I’ve been thinking about them both lately. I’ve been hoping that the days will stretch on endlessly, the mothering will just shape-shift into some kind of form that I can still cling to even when they’re not here. I’m not ready to let them go, not eager for that kind of solitude. I’ve been trying to cast every moment in bronze, and not let them slip through my fingers.
Comments: 18
Jennifer Wolfe
August 30, 2012Now that’s a great attitude, Jeanne! Yet I can’t imagine my daughter having a serious boyfriend yet, let along having children. Yikes!
Jeanne Medina
August 27, 2012Every time I start to get panicky about this, I remind myself I’m only going to get a short break (if that), and it will be time for grandchildren! Woohoo!
Army of Moms
August 23, 2012I have been feeling this way too. One in 8th grade and one in 5th. Where did the time go?
Jennifer Wolfe
August 24, 2012I hope the time went to the right places, and that I’ve done the right things for my kids…
Becky Jane
August 22, 2012I’ve sent 8 of my kids out into the world and have 3 left at home. It never gets easy. Surprisingly, these last 3 are the hardest to let go of. S is in 11th grade, driving, and hanging out with her friends more than me…she used to be my best friend and we did everything together. I love to see my children spread their wings, but it makes this mama heart lonely. HUGS
Jennifer Wolfe
August 24, 2012Wow Becky – I could learn a lot from you!I guess no matter how many times you go through this with your kids, each one breaks your heart just a little bit more.
Carla Karam
August 21, 2012Jennifer… all I can say is that with your love and strength you have taught your children and have prepared them well… if you have done this… well we as mommies must trust ourselves and trust that they will do the best they can… the rest is up to them and God’s plans. Grace, peace and blessings, Carla
Jennifer Wolfe
August 21, 2012Thanks, Carla. I like to think I’ve prepared them…kind of like our final grade in a way, I guess? I do know they will do their best, they will make mistakes, but that’s how they will learn.
Courtney G
August 21, 2012It does go fast. Just got back from #4’s University graduation, and I still call them “kids”, even though they are all far from it. All of those years don’t really die in your mind.
Jennifer Wolfe
August 21, 2012I like your thinking, Courtney – the years will never ‘die’ in my mind; I hold on to the sweet memories and hope for more!
Susan Liberatore
August 21, 2012It is so sad isn’t it? My MIL is always telling me that the time spent with the children while they are young is the best time of a woman’s life. I’m trying to appreciate every moment!

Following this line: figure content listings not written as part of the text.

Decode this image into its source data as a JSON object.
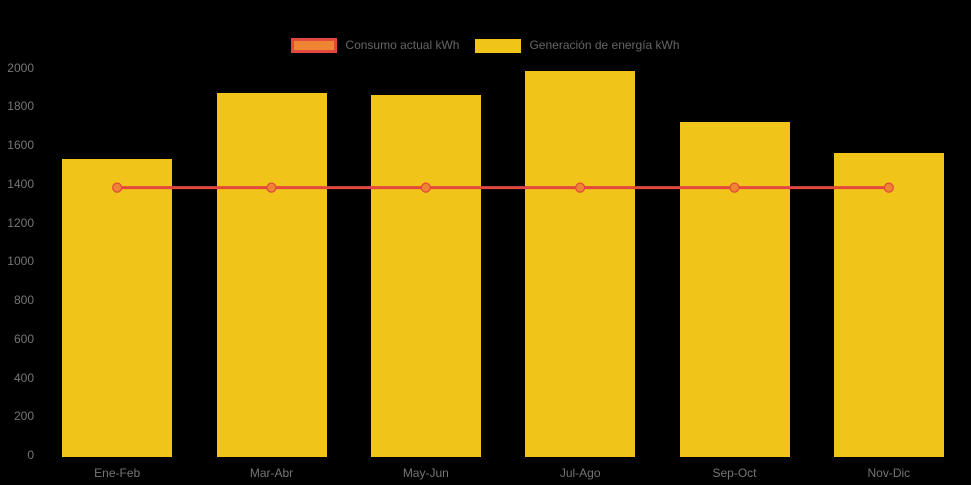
{
  "chart_data": {
    "type": "bar",
    "title": "",
    "xlabel": "",
    "ylabel": "",
    "categories": [
      "Ene-Feb",
      "Mar-Abr",
      "May-Jun",
      "Jul-Ago",
      "Sep-Oct",
      "Nov-Dic"
    ],
    "series": [
      {
        "name": "Consumo actual kWh",
        "type": "line",
        "color": "#E2483D",
        "marker_color": "#EF8432",
        "values": [
          1380,
          1380,
          1380,
          1380,
          1380,
          1380
        ]
      },
      {
        "name": "Generación de energía kWh",
        "type": "bar",
        "color": "#F0C419",
        "values": [
          1530,
          1870,
          1860,
          1980,
          1720,
          1560
        ]
      }
    ],
    "ylim": [
      0,
      2000
    ],
    "yticks": [
      0,
      200,
      400,
      600,
      800,
      1000,
      1200,
      1400,
      1600,
      1800,
      2000
    ],
    "grid": false,
    "legend_position": "top",
    "background_color": "#000000",
    "axis_label_color": "#757575",
    "legend_label_color": "#666666"
  }
}
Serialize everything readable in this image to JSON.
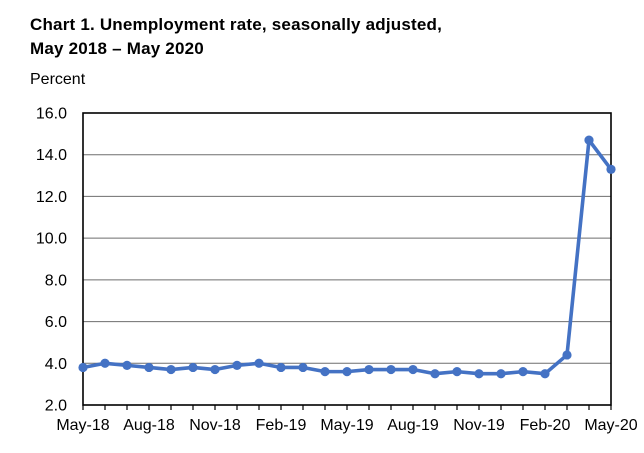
{
  "header": {
    "title_line1": "Chart 1. Unemployment rate, seasonally adjusted,",
    "title_line2": "May 2018 – May 2020",
    "unit_label": "Percent"
  },
  "chart_data": {
    "type": "line",
    "title": "Chart 1. Unemployment rate, seasonally adjusted, May 2018 – May 2020",
    "ylabel": "Percent",
    "xlabel": "",
    "categories": [
      "May-18",
      "Jun-18",
      "Jul-18",
      "Aug-18",
      "Sep-18",
      "Oct-18",
      "Nov-18",
      "Dec-18",
      "Jan-19",
      "Feb-19",
      "Mar-19",
      "Apr-19",
      "May-19",
      "Jun-19",
      "Jul-19",
      "Aug-19",
      "Sep-19",
      "Oct-19",
      "Nov-19",
      "Dec-19",
      "Jan-20",
      "Feb-20",
      "Mar-20",
      "Apr-20",
      "May-20"
    ],
    "series": [
      {
        "name": "Unemployment rate (percent)",
        "values": [
          3.8,
          4.0,
          3.9,
          3.8,
          3.7,
          3.8,
          3.7,
          3.9,
          4.0,
          3.8,
          3.8,
          3.6,
          3.6,
          3.7,
          3.7,
          3.7,
          3.5,
          3.6,
          3.5,
          3.5,
          3.6,
          3.5,
          4.4,
          14.7,
          13.3
        ]
      }
    ],
    "x_tick_labels_shown": [
      "May-18",
      "Aug-18",
      "Nov-18",
      "Feb-19",
      "May-19",
      "Aug-19",
      "Nov-19",
      "Feb-20",
      "May-20"
    ],
    "x_tick_label_every": 3,
    "ylim": [
      2.0,
      16.0
    ],
    "ytick_step": 2.0,
    "ytick_labels": [
      "2.0",
      "4.0",
      "6.0",
      "8.0",
      "10.0",
      "12.0",
      "14.0",
      "16.0"
    ],
    "grid": true,
    "legend": "none",
    "colors": {
      "line": "#4472C4",
      "marker": "#4472C4",
      "gridline": "#6e6e6e",
      "axis": "#000000",
      "background": "#ffffff",
      "text": "#000000"
    }
  }
}
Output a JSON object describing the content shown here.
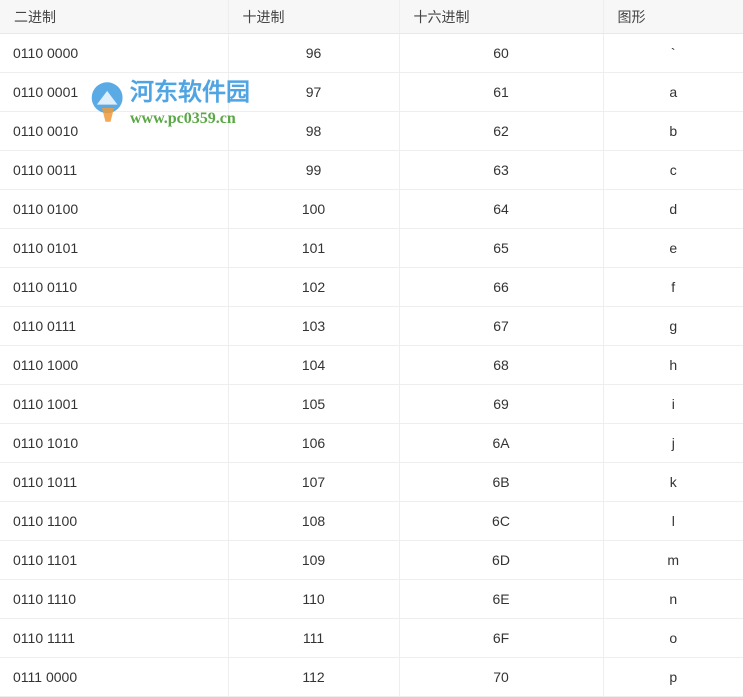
{
  "headers": [
    "二进制",
    "十进制",
    "十六进制",
    "图形"
  ],
  "rows": [
    [
      "0110 0000",
      "96",
      "60",
      "`"
    ],
    [
      "0110 0001",
      "97",
      "61",
      "a"
    ],
    [
      "0110 0010",
      "98",
      "62",
      "b"
    ],
    [
      "0110 0011",
      "99",
      "63",
      "c"
    ],
    [
      "0110 0100",
      "100",
      "64",
      "d"
    ],
    [
      "0110 0101",
      "101",
      "65",
      "e"
    ],
    [
      "0110 0110",
      "102",
      "66",
      "f"
    ],
    [
      "0110 0111",
      "103",
      "67",
      "g"
    ],
    [
      "0110 1000",
      "104",
      "68",
      "h"
    ],
    [
      "0110 1001",
      "105",
      "69",
      "i"
    ],
    [
      "0110 1010",
      "106",
      "6A",
      "j"
    ],
    [
      "0110 1011",
      "107",
      "6B",
      "k"
    ],
    [
      "0110 1100",
      "108",
      "6C",
      "l"
    ],
    [
      "0110 1101",
      "109",
      "6D",
      "m"
    ],
    [
      "0110 1110",
      "110",
      "6E",
      "n"
    ],
    [
      "0110 1111",
      "111",
      "6F",
      "o"
    ],
    [
      "0111 0000",
      "112",
      "70",
      "p"
    ]
  ],
  "watermark": {
    "name": "河东软件园",
    "url": "www.pc0359.cn"
  }
}
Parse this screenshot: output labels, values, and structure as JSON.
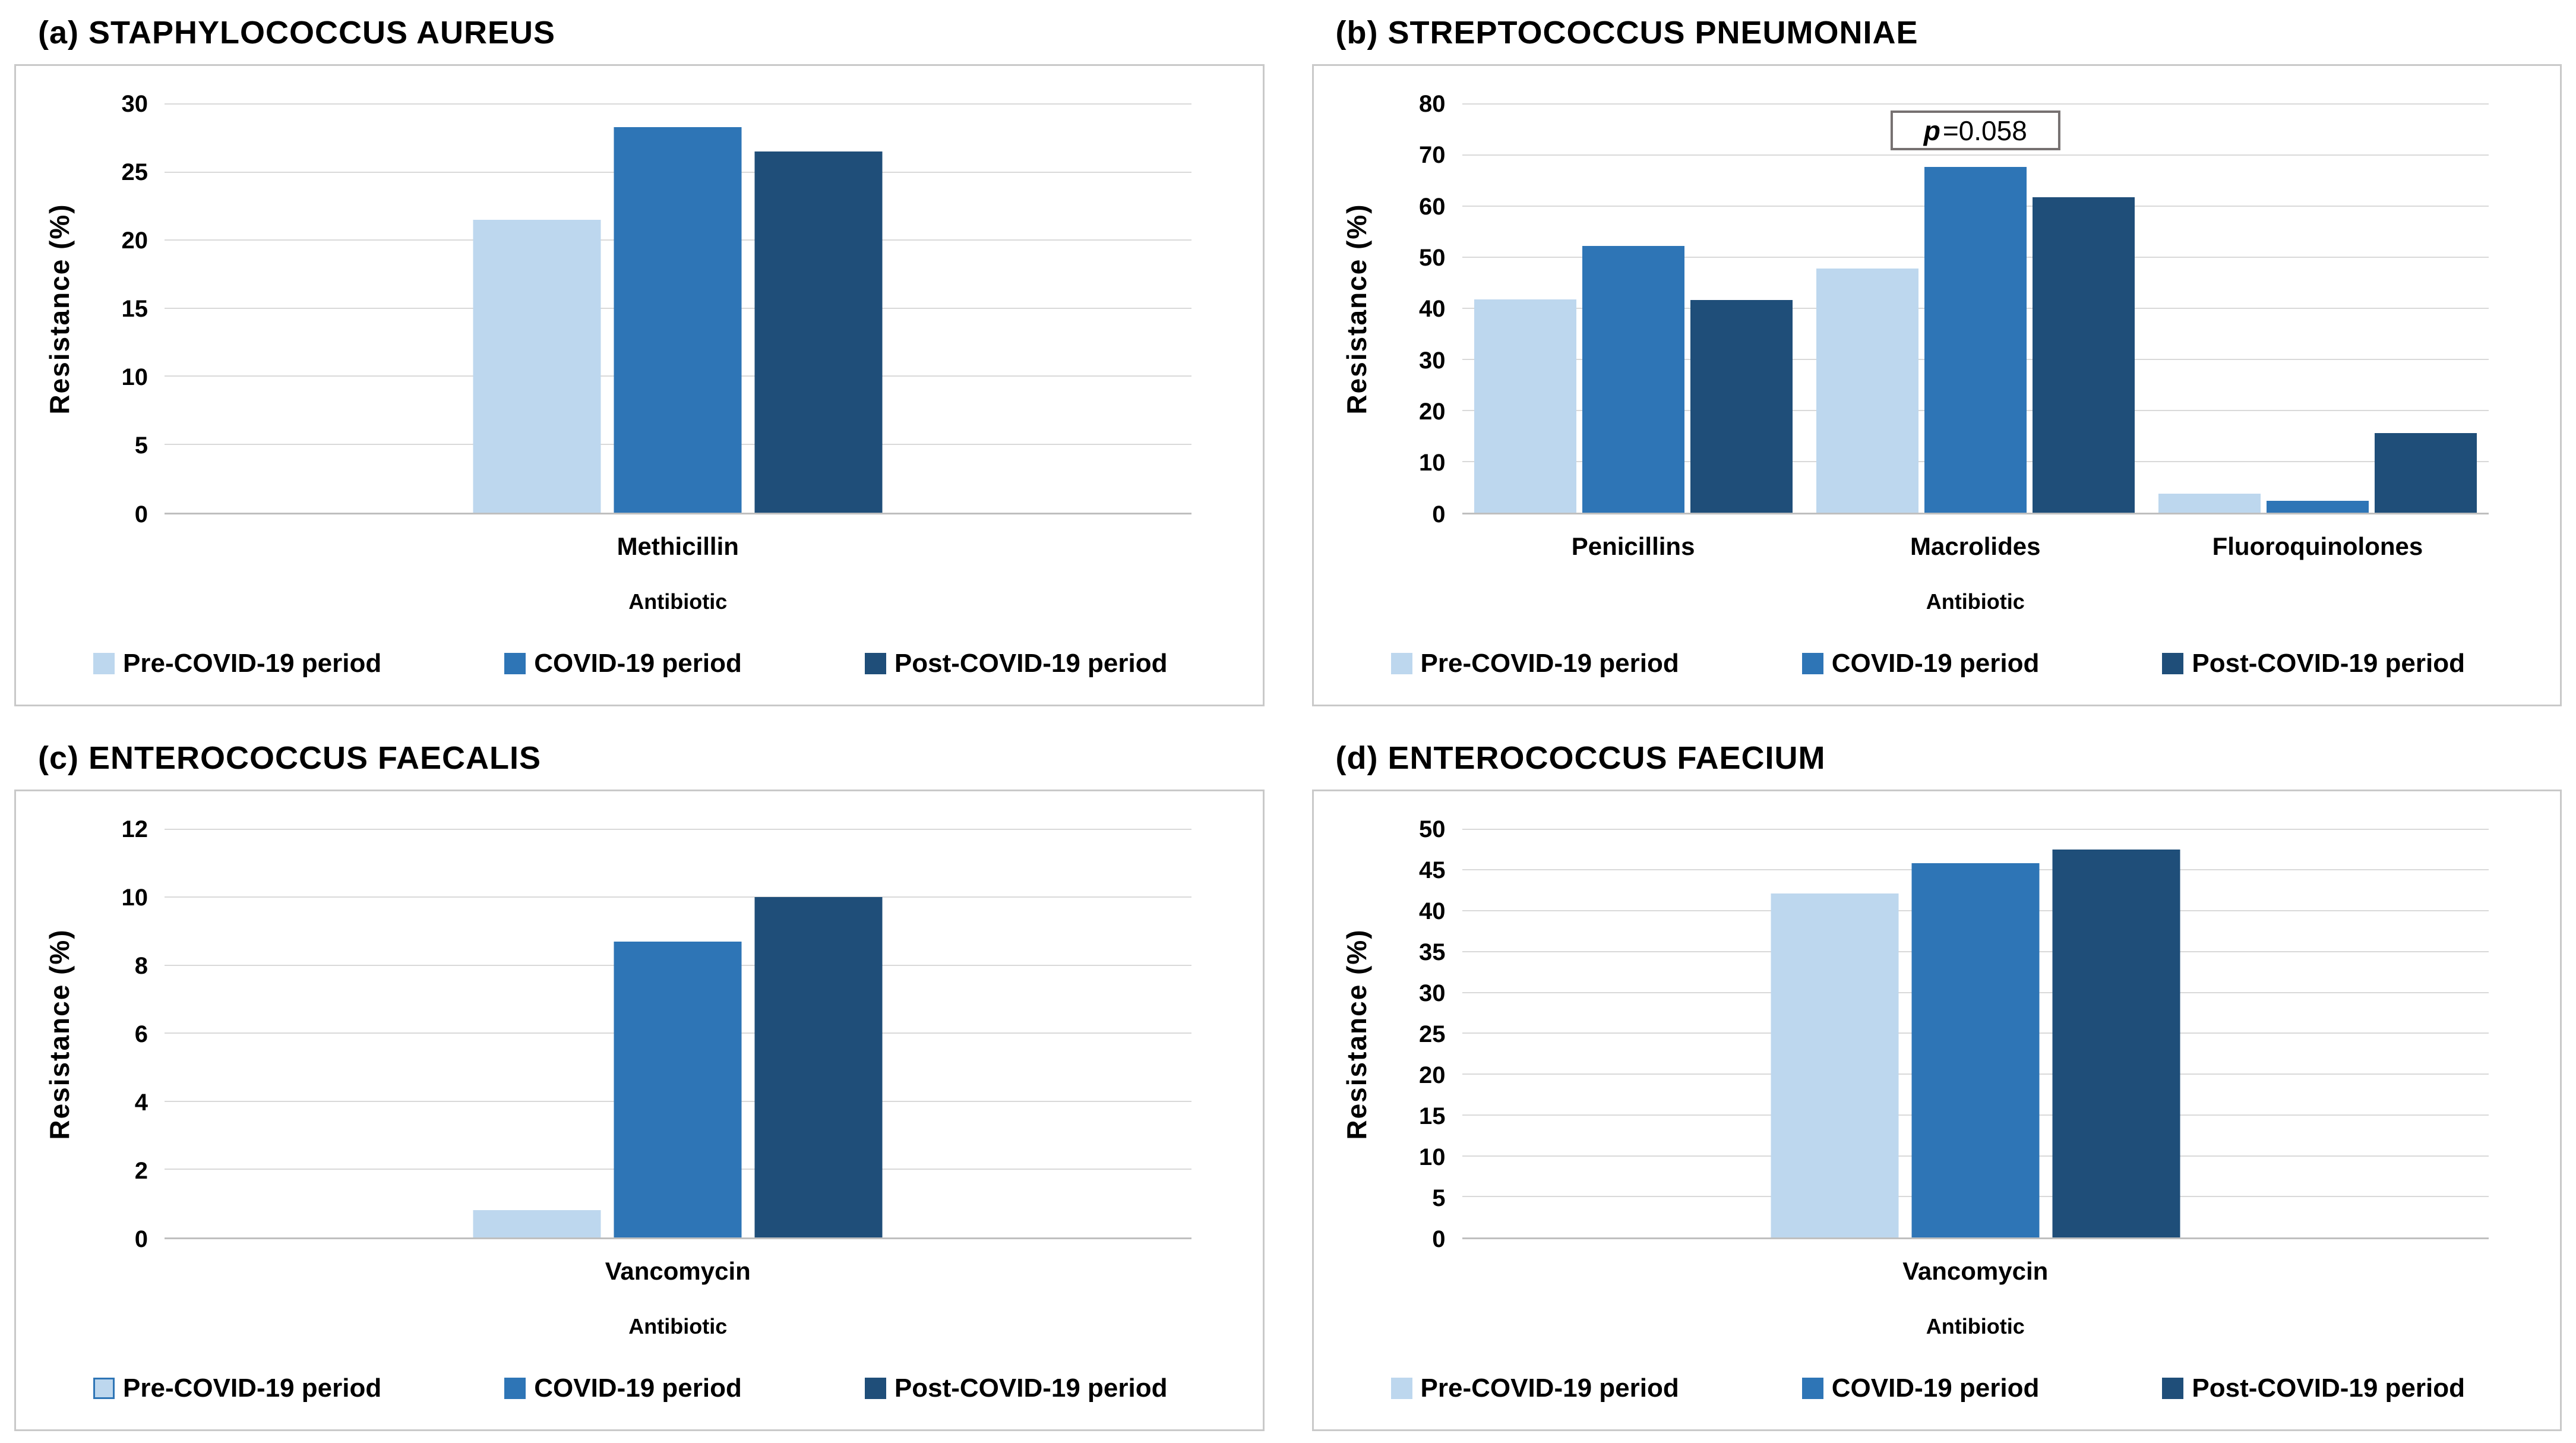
{
  "axes": {
    "ylabel": "Resistance (%)",
    "xlabel": "Antibiotic"
  },
  "colors": {
    "series": [
      "#BDD7EE",
      "#2E75B6",
      "#1F4E79"
    ],
    "gridline": "#D9D9D9",
    "axis_line": "#BFBFBF",
    "box_border": "#C9C9C9",
    "annotation_border": "#767171",
    "text": "#000000"
  },
  "chart_data": [
    {
      "id": "a",
      "type": "bar",
      "title": "(a) STAPHYLOCOCCUS AUREUS",
      "categories": [
        "Methicillin"
      ],
      "series": [
        {
          "name": "Pre-COVID-19 period",
          "values": [
            21.5
          ]
        },
        {
          "name": "COVID-19 period",
          "values": [
            28.3
          ]
        },
        {
          "name": "Post-COVID-19 period",
          "values": [
            26.5
          ]
        }
      ],
      "ylabel": "Resistance (%)",
      "xlabel": "Antibiotic",
      "ylim": [
        0,
        30
      ],
      "ystep": 5,
      "grid": true,
      "legend_position": "bottom"
    },
    {
      "id": "b",
      "type": "bar",
      "title": "(b) STREPTOCOCCUS PNEUMONIAE",
      "categories": [
        "Penicillins",
        "Macrolides",
        "Fluoroquinolones"
      ],
      "series": [
        {
          "name": "Pre-COVID-19 period",
          "values": [
            41.7,
            47.8,
            3.7
          ]
        },
        {
          "name": "COVID-19 period",
          "values": [
            52.2,
            67.7,
            2.3
          ]
        },
        {
          "name": "Post-COVID-19 period",
          "values": [
            41.6,
            61.7,
            15.5
          ]
        }
      ],
      "annotation": {
        "italic_part": "p",
        "rest": "=0.058",
        "above_category": "Macrolides"
      },
      "ylabel": "Resistance (%)",
      "xlabel": "Antibiotic",
      "ylim": [
        0,
        80
      ],
      "ystep": 10,
      "grid": true,
      "legend_position": "bottom"
    },
    {
      "id": "c",
      "type": "bar",
      "title": "(c) ENTEROCOCCUS FAECALIS",
      "categories": [
        "Vancomycin"
      ],
      "series": [
        {
          "name": "Pre-COVID-19 period",
          "values": [
            0.8
          ]
        },
        {
          "name": "COVID-19 period",
          "values": [
            8.7
          ]
        },
        {
          "name": "Post-COVID-19 period",
          "values": [
            10.0
          ]
        }
      ],
      "pre_marker_border": true,
      "ylabel": "Resistance (%)",
      "xlabel": "Antibiotic",
      "ylim": [
        0,
        12
      ],
      "ystep": 2,
      "grid": true,
      "legend_position": "bottom"
    },
    {
      "id": "d",
      "type": "bar",
      "title": "(d) ENTEROCOCCUS FAECIUM",
      "categories": [
        "Vancomycin"
      ],
      "series": [
        {
          "name": "Pre-COVID-19 period",
          "values": [
            42.1
          ]
        },
        {
          "name": "COVID-19 period",
          "values": [
            45.8
          ]
        },
        {
          "name": "Post-COVID-19 period",
          "values": [
            47.5
          ]
        }
      ],
      "ylabel": "Resistance (%)",
      "xlabel": "Antibiotic",
      "ylim": [
        0,
        50
      ],
      "ystep": 5,
      "grid": true,
      "legend_position": "bottom"
    }
  ]
}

And my oldest starts high school in the fall. I swear I brought her home from the hospital yesterday??
Jennifer Wolfe
August 21, 2012It is sad – but also exciting to see them becoming the humans you always hoped they would be.
ReviewsSheROTE Pamela R
August 20, 2012how time flies—this is a beautiful photo!
Jennifer Wolfe
August 21, 2012Thanks, Pamela. It’s from the Norton Simon Museum in Pasadena, CA – have you been there?
mail4rosey
August 20, 2012Ah, looks like a lot of us are in the same boat. I posted a link about the exact same thing today because I took my son out of state last weekend to go to college. It is a bittersweet thing, and they do leave home so very fast! I loved your write-up.
Jennifer Wolfe
August 21, 2012Rosey, thank you! I can’t imagine what taking her to college will feel like…and out of state? That’s hard!
Michael Ann
August 19, 2012Oh Jennifer, this got me all teary! I’ve been doing this same exact thing. I guess it’s because school is starting next week and it just lends itself to these kinds of thoughts. Well, and my oldest is starting high school so it is the “last stretch” before he leaves home. I feel very sad. You wrote it so perfectly here.
Jennifer Wolfe
August 21, 2012Michael Ann, I’m sorry I made you cry :(. This time of year is truly bittersweet – good luck with the first few days!